Нас водили смотреть на смотры и стрельбы. Осман любит показывать силу заложникам, чтобы отцы их сидели тихо. Тогда мне казалось это глупый обычай. И я не изменил своего мнения по сей день. Умный заложник на таких смотрах учится, а не пугается. Я видел, как пушкари правят прицел клиньями. Как обоз идёт в середине колонны, а не в хвосте. Как за трусость в бою казнят десятника, а не рядового, и почему после этого десятники не отступают.
Чем-то это напоминало Римскую дисциплину, о которой я слышал от османских учителей.
Невольно я зауважал жителей этой страны. Они учились у лучших и перенимали самое лучшее, оттачивали и внедряли к себе.
Что же до Раду, то он рос красивым и мягким, двор его обласкал, и он прижился, как приживается плющ. Я дерзил. Меня пороли. Я дерзил снова. Наставник жаловался, что валашонок глядит волком. Наблюдательный был человек.
Зимой сорок седьмого пришли вести из дома. Венгры Хуньяди догнали отца на болотах у Бэлтени и зарубили. Старшего брата Мирчу бояре Тырговиште взяли раньше, выжгли ему глаза калёным железом и закопали в землю живым.
Тогда мне было шестнадцать…
Через год султан дал мне сипахов и помог сесть на отцовский стол. Мне удалось усидеть всего два месяца, и меня вышибли. Потом были скитания. Молдова, а после, смешно сказать, двор Хуньяди. Я поклонился человеку, чьи люди убили моего отца, служил ему и ждал. Поклон ничего не стоит, а месть требует холодной головы.

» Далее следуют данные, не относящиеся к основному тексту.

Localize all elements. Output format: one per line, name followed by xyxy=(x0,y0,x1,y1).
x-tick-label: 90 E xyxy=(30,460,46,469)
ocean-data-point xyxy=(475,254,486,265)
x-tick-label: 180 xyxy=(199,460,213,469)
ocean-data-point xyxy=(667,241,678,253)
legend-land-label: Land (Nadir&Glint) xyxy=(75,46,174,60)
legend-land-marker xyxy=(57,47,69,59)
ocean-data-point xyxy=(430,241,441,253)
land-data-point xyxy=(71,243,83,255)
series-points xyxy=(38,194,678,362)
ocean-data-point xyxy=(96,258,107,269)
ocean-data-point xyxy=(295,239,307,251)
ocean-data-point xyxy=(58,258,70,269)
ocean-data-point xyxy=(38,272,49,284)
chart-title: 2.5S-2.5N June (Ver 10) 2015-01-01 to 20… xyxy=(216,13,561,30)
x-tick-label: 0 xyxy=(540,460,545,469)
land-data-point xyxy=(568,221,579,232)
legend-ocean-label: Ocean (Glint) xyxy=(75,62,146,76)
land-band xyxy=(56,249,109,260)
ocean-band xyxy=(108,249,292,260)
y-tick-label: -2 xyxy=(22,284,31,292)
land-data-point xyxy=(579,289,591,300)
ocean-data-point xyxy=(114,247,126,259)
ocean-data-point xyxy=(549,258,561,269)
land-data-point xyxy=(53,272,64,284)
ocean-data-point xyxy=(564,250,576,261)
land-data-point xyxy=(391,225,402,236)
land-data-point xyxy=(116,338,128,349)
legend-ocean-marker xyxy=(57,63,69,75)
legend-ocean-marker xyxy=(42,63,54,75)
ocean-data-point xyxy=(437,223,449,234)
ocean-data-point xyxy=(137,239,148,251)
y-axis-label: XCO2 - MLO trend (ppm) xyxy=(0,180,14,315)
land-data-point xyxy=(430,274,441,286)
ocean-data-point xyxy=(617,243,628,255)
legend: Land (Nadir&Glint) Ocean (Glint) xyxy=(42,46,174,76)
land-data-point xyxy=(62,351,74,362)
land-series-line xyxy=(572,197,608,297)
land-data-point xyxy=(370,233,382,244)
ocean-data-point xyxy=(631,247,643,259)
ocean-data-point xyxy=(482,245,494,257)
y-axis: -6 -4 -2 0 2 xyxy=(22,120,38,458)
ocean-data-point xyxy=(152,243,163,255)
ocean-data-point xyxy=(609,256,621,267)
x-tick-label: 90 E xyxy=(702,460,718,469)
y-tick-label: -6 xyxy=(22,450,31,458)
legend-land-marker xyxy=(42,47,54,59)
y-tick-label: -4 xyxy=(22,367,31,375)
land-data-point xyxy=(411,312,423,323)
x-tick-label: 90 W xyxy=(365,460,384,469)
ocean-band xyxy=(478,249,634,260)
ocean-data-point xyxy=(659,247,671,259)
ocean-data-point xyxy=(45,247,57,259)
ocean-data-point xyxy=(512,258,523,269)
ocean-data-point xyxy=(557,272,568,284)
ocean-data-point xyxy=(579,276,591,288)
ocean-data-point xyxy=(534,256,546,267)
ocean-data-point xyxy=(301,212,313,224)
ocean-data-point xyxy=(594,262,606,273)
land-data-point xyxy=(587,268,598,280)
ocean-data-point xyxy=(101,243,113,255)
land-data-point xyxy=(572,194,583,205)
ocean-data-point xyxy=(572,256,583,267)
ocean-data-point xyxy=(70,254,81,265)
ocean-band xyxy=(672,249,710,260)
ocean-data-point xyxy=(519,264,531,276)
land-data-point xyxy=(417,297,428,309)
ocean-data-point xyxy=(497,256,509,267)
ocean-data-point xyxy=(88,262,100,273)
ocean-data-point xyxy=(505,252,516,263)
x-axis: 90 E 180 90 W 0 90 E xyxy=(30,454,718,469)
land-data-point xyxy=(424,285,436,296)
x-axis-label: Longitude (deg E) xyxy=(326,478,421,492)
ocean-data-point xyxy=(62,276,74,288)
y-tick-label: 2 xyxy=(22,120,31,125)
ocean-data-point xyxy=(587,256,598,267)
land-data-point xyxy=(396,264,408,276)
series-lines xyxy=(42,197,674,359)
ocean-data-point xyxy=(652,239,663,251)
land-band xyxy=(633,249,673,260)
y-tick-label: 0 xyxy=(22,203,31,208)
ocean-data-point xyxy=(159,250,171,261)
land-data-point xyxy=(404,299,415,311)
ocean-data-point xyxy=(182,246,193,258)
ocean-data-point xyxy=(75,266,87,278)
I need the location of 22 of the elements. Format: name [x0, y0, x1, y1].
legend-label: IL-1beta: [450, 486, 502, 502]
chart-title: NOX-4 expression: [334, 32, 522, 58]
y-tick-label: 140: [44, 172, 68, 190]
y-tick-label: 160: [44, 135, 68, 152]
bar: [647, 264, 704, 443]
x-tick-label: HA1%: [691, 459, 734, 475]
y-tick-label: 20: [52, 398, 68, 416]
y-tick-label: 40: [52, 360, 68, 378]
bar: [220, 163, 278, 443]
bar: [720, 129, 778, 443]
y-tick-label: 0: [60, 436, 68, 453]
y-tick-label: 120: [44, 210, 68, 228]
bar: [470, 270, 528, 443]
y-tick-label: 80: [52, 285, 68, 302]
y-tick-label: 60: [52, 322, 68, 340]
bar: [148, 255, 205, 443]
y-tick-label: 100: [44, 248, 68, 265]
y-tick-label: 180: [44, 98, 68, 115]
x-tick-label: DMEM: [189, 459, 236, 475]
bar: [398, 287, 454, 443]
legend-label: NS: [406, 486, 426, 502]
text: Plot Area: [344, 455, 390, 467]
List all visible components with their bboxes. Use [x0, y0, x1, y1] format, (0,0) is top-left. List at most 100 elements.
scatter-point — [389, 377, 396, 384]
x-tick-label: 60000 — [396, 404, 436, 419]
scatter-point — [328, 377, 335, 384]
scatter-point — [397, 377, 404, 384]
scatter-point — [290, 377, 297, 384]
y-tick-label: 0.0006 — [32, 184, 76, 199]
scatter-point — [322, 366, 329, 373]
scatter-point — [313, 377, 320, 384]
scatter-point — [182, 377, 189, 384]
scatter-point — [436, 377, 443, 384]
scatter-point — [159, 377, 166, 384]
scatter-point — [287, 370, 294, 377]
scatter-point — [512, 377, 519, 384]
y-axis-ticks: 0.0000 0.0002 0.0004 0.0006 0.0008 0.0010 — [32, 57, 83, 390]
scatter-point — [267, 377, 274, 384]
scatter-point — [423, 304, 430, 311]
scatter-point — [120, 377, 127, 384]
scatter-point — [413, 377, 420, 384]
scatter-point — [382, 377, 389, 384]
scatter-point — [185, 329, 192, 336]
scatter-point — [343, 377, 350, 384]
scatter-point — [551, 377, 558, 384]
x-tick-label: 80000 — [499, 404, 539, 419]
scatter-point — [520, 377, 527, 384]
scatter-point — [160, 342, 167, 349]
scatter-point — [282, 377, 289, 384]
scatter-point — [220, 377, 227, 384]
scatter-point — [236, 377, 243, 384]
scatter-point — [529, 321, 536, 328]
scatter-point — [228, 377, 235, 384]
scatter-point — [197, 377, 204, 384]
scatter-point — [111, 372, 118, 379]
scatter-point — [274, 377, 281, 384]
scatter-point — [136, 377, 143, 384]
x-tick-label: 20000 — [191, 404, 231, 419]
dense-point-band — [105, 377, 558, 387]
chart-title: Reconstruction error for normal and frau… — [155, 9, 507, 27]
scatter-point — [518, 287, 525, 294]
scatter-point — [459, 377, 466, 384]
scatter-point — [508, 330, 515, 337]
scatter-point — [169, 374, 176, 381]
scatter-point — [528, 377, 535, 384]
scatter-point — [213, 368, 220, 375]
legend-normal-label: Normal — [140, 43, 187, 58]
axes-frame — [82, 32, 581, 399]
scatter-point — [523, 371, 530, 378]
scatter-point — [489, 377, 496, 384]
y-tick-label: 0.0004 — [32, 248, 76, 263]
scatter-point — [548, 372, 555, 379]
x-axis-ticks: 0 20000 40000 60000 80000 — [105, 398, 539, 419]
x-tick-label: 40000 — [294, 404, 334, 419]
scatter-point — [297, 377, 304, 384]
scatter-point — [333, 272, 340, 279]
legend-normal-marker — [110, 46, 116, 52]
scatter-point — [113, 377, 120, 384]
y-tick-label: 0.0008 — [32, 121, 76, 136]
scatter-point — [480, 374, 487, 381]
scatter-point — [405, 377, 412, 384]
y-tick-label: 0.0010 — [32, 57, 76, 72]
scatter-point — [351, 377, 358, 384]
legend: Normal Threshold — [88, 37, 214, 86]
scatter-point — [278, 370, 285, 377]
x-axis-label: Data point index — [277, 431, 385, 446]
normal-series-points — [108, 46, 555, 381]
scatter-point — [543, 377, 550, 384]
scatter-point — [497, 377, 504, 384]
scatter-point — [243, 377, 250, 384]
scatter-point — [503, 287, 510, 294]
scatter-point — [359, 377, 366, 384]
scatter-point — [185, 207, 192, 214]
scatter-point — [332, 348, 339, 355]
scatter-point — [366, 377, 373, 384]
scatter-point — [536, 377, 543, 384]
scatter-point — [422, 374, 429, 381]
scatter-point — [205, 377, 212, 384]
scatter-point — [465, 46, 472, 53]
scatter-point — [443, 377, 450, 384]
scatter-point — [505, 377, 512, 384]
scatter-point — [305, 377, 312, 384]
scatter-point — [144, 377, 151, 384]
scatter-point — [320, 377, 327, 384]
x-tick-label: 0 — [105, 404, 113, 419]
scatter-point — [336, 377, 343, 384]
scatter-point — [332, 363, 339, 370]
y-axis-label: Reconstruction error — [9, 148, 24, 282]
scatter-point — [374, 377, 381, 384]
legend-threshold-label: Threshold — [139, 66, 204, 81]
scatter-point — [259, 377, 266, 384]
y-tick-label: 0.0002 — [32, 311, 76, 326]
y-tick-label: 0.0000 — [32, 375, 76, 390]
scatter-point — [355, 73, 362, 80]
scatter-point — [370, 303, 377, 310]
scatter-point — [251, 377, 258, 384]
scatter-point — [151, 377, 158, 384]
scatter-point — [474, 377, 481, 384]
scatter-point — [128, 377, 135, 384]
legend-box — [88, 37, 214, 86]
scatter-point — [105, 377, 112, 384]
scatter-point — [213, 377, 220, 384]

В пятьдесят шестом я вернул престол окончательно. И начал наводить порядок единственным инструментом, в который верю.
Колом.
На пасхальный пир я созвал бояр Тырговиште. Те, что пережили отца, брата и ещё пару воевод сверху.
Они были пережитками прошлого.
За столом я спросил скольких господарей помнит каждый. Старики считали с гордостью: семь… десять… Они пережили всех, кому целовали крест. В итоге старых я посадил на колья тем же вечером. Молодых погнал в горы строить Поэнари, пока праздничные одежды не сгнили у них на плечах. С тех пор в Валахии бояре господарей не переживали.
У старого колодца на горной дороге я велел поставить золотую чашу. Мол, пей, путник, и ставь на место, и чаша простояла шесть лет. Вор в моей земле перевёлся, как переводится волк там, где охотник не ленится. Купцов я не давил, дороги стерёг, судил быстро и одинаково — что боярина, что последнего нищего. Страна вставала с колен.
В пятьдесят девятом я перестал платить дань. Рассказывают, будто я велел прибить османским послам тюрбаны к головам гвоздями за то, что не сняли шапок перед господарем. Врут, но наполовину.
Гвозди были короткие.
А зимой я перешёл замёрзший Дунай и выжег османский берег от Оршовы до моря. Джурджу, Никополь, Силистра. Везде, где стояли их гарнизоны, остались головешки. В письме венгерскому королю я назвал число погибших османцев — двадцать три тысячи восемьсот восемьдесят четыре головы, не считая сгоревших в домах*. Меня потом долго попрекали этим числом. На мой взгляд напрасно.
(От авторов: цифра подлинная — из письма Влада III, Матьяшу Корвину от 11 февраля 1462 года. Влад был аккуратен в отчётности.)
Летом шестьдесят второго Мехмед пришёл разбираться сам. Сто двадцать тысяч.
Я встретил его так, как учили в Эдирне. Землю перед ним я выжег на десятки вёрст. В колодцы легла палая скотина. Скот и людей я угнал в горы. Его разведку мои гайдуки резали по оврагам день за днём, пока армия не ослепла и не пошла на ощупь. Огромное войско ползло через пустую страну и худело на ходу.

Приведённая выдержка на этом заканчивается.